The man never reached out, however. Smith said she understands that his opinion about what happened in the crash might have evolved.
“The mind is a scrappy, scrappy little thing,” Smith said. “You kind of just have to protect your ego, protect your mind, and whatever story you want to tell yourself, or whatever story your family wants to tell you to make sure that you’re calmed down, more at peace, the more you believe in it.”
NEW CROSSWALK SIGNALS INSTALLED
Nine months later, Smith is back on a bike. That was a big deal, buying a new bike.
“I am OK about getting back on the TART Trail, and if I have a buddy to ride with on the street, that’s got to be the next step” she said.
Smith said she’s hopeful that new crosswalk signals the Michigan Department of Transportation installed along the busy beachfront corridor at the Elmwood Street and Hall Street crossings will make the corridor safer for pedestrians and prevent what happened to her from happening to others. The signals can be controlled by pedestrians and will stop traffic with red lights.

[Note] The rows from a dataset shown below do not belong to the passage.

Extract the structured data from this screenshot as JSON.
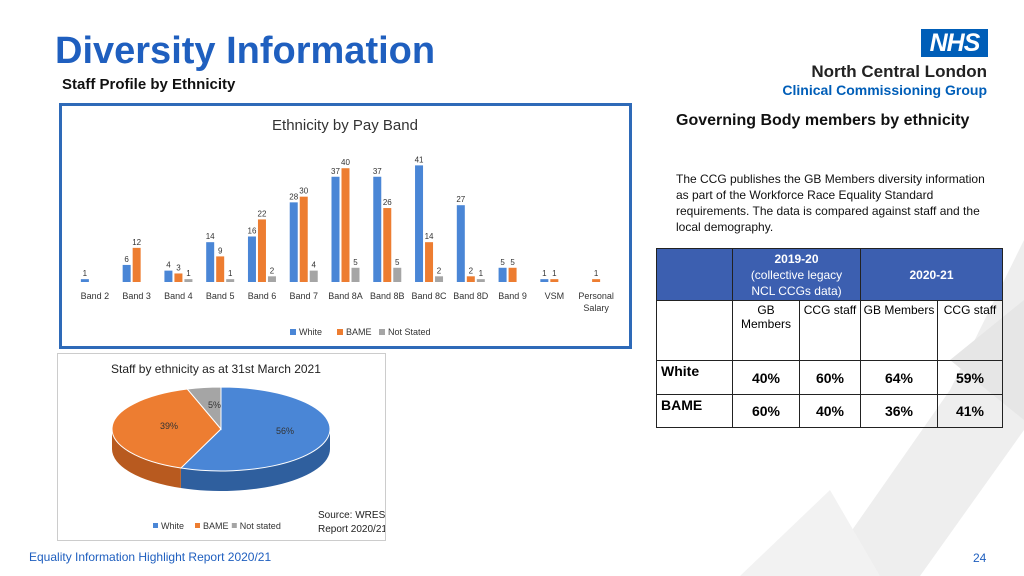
{
  "header": {
    "title": "Diversity Information",
    "subtitle": "Staff Profile by Ethnicity",
    "nhs_logo": "NHS",
    "org_name": "North Central London",
    "org_group": "Clinical Commissioning Group"
  },
  "colors": {
    "white": "#4a86d6",
    "bame": "#ed7d31",
    "not_stated": "#a5a5a5",
    "accent": "#1f5fbf",
    "table_header": "#3c5fb0"
  },
  "chart_data": [
    {
      "type": "bar",
      "title": "Ethnicity by Pay Band",
      "categories": [
        "Band 2",
        "Band 3",
        "Band 4",
        "Band 5",
        "Band 6",
        "Band 7",
        "Band 8A",
        "Band 8B",
        "Band 8C",
        "Band 8D",
        "Band 9",
        "VSM",
        "Personal Salary"
      ],
      "series": [
        {
          "name": "White",
          "values": [
            1,
            6,
            4,
            14,
            16,
            28,
            37,
            37,
            41,
            27,
            5,
            1,
            null
          ]
        },
        {
          "name": "BAME",
          "values": [
            null,
            12,
            3,
            9,
            22,
            30,
            40,
            26,
            14,
            2,
            5,
            1,
            1
          ]
        },
        {
          "name": "Not Stated",
          "values": [
            null,
            null,
            1,
            1,
            2,
            4,
            5,
            5,
            2,
            1,
            null,
            null,
            null
          ]
        }
      ],
      "ylim": [
        0,
        45
      ],
      "legend": "bottom",
      "grid": false
    },
    {
      "type": "pie",
      "title": "Staff by ethnicity as at 31st March 2021",
      "labels": [
        "White",
        "BAME",
        "Not stated"
      ],
      "values": [
        56,
        39,
        5
      ],
      "value_labels": [
        "56%",
        "39%",
        "5%"
      ],
      "legend": "bottom",
      "note": "Source: WRES Report 2020/21"
    }
  ],
  "gb": {
    "heading": "Governing Body members by ethnicity",
    "text": "The CCG publishes the GB Members diversity information as part of the Workforce Race Equality Standard requirements. The data is compared against staff and the local demography.",
    "h2019": "2019-20",
    "h2019_sub1": "(collective legacy",
    "h2019_sub2": "NCL CCGs data)",
    "h2021": "2020-21",
    "cols": [
      "GB Members",
      "CCG staff",
      "GB Members",
      "CCG staff"
    ],
    "rows": [
      {
        "label": "White",
        "values": [
          "40%",
          "60%",
          "64%",
          "59%"
        ]
      },
      {
        "label": "BAME",
        "values": [
          "60%",
          "40%",
          "36%",
          "41%"
        ]
      }
    ]
  },
  "footer": {
    "left": "Equality Information Highlight Report 2020/21",
    "page": "24"
  }
}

“When I was crossing the street, I thought I was doing everything right. You know, I was stopped, I was looking both ways, I was cautious, and yet I ended up in this position,” she said. “And I do see people who just nonchalantly wander off into traffic across the street, and I think, ‘How are you OK, and how did I end up like this?’ There’s just something so unfair about that that just kind of bothers me. Not that I want anything bad to happen to any of these people.”
The new signals mark an improvement and should be safer because they offer a red-light signal for drivers to stop, removing the ambiguity of a cautionary “yield” from the intersections, said Gary Howe, a former Traverse City commissioner and advocacy director for Norte Youth Cycling.

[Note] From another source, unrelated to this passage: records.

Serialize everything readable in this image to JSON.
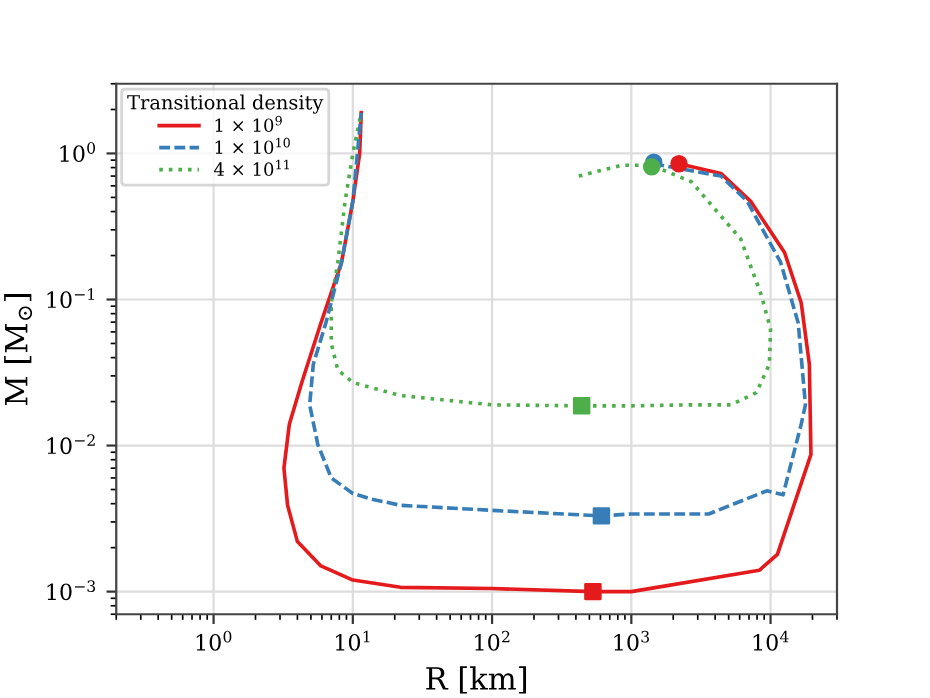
{
  "chart_data": {
    "type": "line",
    "xlabel": "R [km]",
    "ylabel": "M [M$_{⊙}$]",
    "legend_title": "Transitional density",
    "log": "xy",
    "grid": true,
    "legend": "top left",
    "xlim": [
      0.2,
      30000
    ],
    "ylim": [
      0.0007,
      3
    ],
    "xticks": [
      {
        "value": 1,
        "label": "10$^{0}$"
      },
      {
        "value": 10,
        "label": "10$^{1}$"
      },
      {
        "value": 100,
        "label": "10$^{2}$"
      },
      {
        "value": 1000,
        "label": "10$^{3}$"
      },
      {
        "value": 10000,
        "label": "10$^{4}$"
      }
    ],
    "yticks": [
      {
        "value": 0.001,
        "label": "10$^{−3}$"
      },
      {
        "value": 0.01,
        "label": "10$^{−2}$"
      },
      {
        "value": 0.1,
        "label": "10$^{−1}$"
      },
      {
        "value": 1,
        "label": "10$^{0}$"
      }
    ],
    "series": [
      {
        "name": "1 × 10$^{9}$",
        "color": "#e41a1c",
        "line_style": "solid",
        "marker": "none",
        "x": [
          2200,
          4400,
          7200,
          12600,
          16600,
          19000,
          19500,
          11200,
          8300,
          1000,
          530,
          100,
          22,
          10,
          5.9,
          4,
          3.4,
          3.2,
          3.5,
          4.3,
          5.9,
          8.3,
          10,
          11.2,
          11.5
        ],
        "values": [
          0.85,
          0.73,
          0.47,
          0.21,
          0.095,
          0.036,
          0.0087,
          0.0018,
          0.0014,
          0.001,
          0.001,
          0.00105,
          0.00107,
          0.0012,
          0.0015,
          0.0022,
          0.0039,
          0.007,
          0.014,
          0.027,
          0.069,
          0.18,
          0.47,
          1.0,
          1.9
        ]
      },
      {
        "name": "1 × 10$^{10}$",
        "color": "#377eb8",
        "line_style": "dashed",
        "marker": "none",
        "x": [
          1440,
          4400,
          6800,
          11800,
          15800,
          17800,
          16600,
          12300,
          9400,
          3600,
          1000,
          610,
          100,
          22,
          13.6,
          10,
          7,
          5.6,
          4.9,
          5.2,
          6.4,
          8.3,
          10,
          11.5
        ],
        "values": [
          0.85,
          0.7,
          0.47,
          0.18,
          0.069,
          0.019,
          0.014,
          0.0046,
          0.0049,
          0.0034,
          0.0034,
          0.0033,
          0.0036,
          0.0039,
          0.0043,
          0.0047,
          0.006,
          0.0102,
          0.019,
          0.036,
          0.069,
          0.18,
          0.47,
          1.9
        ]
      },
      {
        "name": "4 × 10$^{11}$",
        "color": "#4daf4a",
        "line_style": "dotted",
        "marker": "none",
        "x": [
          420,
          850,
          1400,
          2700,
          6100,
          8500,
          10000,
          9800,
          7900,
          5200,
          2700,
          1000,
          440,
          100,
          22,
          10,
          7.8,
          7.0,
          7.0,
          7.8,
          8.8,
          10,
          11.5
        ],
        "values": [
          0.7,
          0.83,
          0.83,
          0.64,
          0.26,
          0.11,
          0.063,
          0.036,
          0.023,
          0.019,
          0.019,
          0.0187,
          0.0187,
          0.019,
          0.022,
          0.027,
          0.033,
          0.05,
          0.095,
          0.18,
          0.47,
          1.0,
          1.9
        ]
      },
      {
        "type": "scatter",
        "color": "#e41a1c",
        "marker": "circle",
        "x": [
          2200
        ],
        "values": [
          0.85
        ]
      },
      {
        "type": "scatter",
        "color": "#377eb8",
        "marker": "circle",
        "x": [
          1450
        ],
        "values": [
          0.87
        ]
      },
      {
        "type": "scatter",
        "color": "#4daf4a",
        "marker": "circle",
        "x": [
          1400
        ],
        "values": [
          0.81
        ]
      },
      {
        "type": "scatter",
        "color": "#e41a1c",
        "marker": "square",
        "x": [
          530
        ],
        "values": [
          0.001
        ]
      },
      {
        "type": "scatter",
        "color": "#377eb8",
        "marker": "square",
        "x": [
          610
        ],
        "values": [
          0.0033
        ]
      },
      {
        "type": "scatter",
        "color": "#4daf4a",
        "marker": "square",
        "x": [
          440
        ],
        "values": [
          0.0187
        ]
      }
    ]
  }
}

“It’s a road that’s trying to move traffic at high speeds and give people access to the neighborhoods and bayfront,” Howe said. “I think this will be an improvement because it regulates who gets to go and when, so it’s no longer a vague consideration.”
Meanwhile, just as the new signals are installed on Grandview Parkway (they are technically called HAWK signals, which is somehow short for “high-intensity activated crosswalk”), redesign of another corridor in Traverse City where speeding traffic and pedestrians intersect is underway: When MDOT officials reconstruct a portion of Division Street between 14thStreet and 11thStreet in 2020 or 2021, plans call for crosswalks that are marked like the one in which Smith was injured.
Howe, who sat on the steering committee that helped come up with the plans, said MDOT didn’t include “HAWK” signals on Division because of low pedestrian demand in the area, but said if the crosswalks attract lots of pedestrians, that could change.